There is an index in join_ids:
joinids_customerids_joinid" btree (customer_id, joinid) WITH (fillfactor=98)

Also, that plan is only 3 seconds. That is as good as that is going to get.
Or where you refering that the other plans would have been better?

> The first indexscan above is really a
> completely silly choice, and would never have been used if you
> weren't holding a gun to the planner's head.

I have much to learn about how to properly read an explain analyze, but as
silly as that plan may look it outperforms the other plans by orders of
magnitude. 3 seconds vs 12 minutes is a very big difference. It was so fast
that I even compared the results (which happens to be a single row) to make
sure I was getting the correct value.

>The index isn't contributing any selectivity at all.

Which index scan? Are analyze read bottom up right?
If it is this one you are refering to:

->  Index Scan using historical_join_id_date on historical
> >               (cost=0.00..4522.43 rows=1477 width=16) (actual
> >  time=0.010..0.153 rows=44 loops=4437)
> >                 Index Cond: ((historical.join_id =
> >  join_ids.join_id) AND (historical.date > '2007-04-01'::date)
> >                 AND (historical.date < '2008-05-01'::date))
> >                 Filter: (trans.f5 > 0::numeric)

I believe that is the reason performance is good with that plan.
The number of rows that need to be returned from historical is less than 1%.

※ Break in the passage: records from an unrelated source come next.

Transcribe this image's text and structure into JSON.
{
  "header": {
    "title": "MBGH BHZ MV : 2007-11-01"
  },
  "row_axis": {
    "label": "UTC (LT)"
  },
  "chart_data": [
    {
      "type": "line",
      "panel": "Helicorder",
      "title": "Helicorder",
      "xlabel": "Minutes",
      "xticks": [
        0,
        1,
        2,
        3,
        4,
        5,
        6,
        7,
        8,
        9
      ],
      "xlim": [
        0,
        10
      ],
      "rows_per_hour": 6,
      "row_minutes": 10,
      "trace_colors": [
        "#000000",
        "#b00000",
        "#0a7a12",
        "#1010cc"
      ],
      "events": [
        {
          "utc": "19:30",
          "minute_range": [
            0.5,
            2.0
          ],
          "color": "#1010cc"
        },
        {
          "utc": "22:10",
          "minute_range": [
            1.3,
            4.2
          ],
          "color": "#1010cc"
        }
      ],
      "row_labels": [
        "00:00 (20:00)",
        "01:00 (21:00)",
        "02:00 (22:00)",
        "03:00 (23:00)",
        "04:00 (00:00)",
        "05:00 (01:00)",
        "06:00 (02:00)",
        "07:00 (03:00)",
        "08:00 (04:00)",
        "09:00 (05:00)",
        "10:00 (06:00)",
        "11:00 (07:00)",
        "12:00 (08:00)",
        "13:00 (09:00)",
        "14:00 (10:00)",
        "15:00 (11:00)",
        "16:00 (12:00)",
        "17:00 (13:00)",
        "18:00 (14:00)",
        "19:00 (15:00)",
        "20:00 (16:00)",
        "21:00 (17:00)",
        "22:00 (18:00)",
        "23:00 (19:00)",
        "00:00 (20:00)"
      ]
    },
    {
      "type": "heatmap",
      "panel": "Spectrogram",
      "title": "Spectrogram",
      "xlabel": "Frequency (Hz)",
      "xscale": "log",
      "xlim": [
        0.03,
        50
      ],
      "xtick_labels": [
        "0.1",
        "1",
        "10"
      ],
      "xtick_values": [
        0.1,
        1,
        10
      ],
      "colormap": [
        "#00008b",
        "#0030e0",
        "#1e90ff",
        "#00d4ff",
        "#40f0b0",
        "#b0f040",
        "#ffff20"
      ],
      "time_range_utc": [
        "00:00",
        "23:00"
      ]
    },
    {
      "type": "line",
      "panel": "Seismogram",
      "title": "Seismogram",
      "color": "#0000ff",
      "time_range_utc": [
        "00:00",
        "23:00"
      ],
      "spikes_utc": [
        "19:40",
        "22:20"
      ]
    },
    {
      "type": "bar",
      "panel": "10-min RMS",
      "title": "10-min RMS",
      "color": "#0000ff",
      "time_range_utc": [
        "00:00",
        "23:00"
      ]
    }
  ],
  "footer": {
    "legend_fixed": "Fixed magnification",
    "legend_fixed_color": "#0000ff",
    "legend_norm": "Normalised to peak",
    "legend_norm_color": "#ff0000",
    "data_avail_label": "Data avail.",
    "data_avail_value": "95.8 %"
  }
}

> The other part of the problem is the factor-of-thirty overestimate of
> the number of rows that the inner indexscan will produce (which means
> also a factor-of-thirty overestimate of its cost).  Perhaps higher
> statistics targets for these two relations would give you a better
> estimate there.

Is it possible to go over 
default_statistics_target = 1000?

> since there's no additional join condition.  What PG version are you
> running exactly?

8.3.3

I have only been at this job for 3 months and I can say that neither the
data, nor the previous design I am trying to replace play nice with
postgresql. I can't get into specifics, but I can say that our "historical"
tables have about 60% data that is not used in most queries. I think that
is partly what throws off the planner so much. My first clue was when I saw
the planner trying to do sequential scans to retrieve less than 1% of rows.
It didn't make sense.

I tried several schemes with partitioning and that was even worse.

I am going to convert the tables structure names to the mapping names I
used in these thread. Perhaps that may be informative.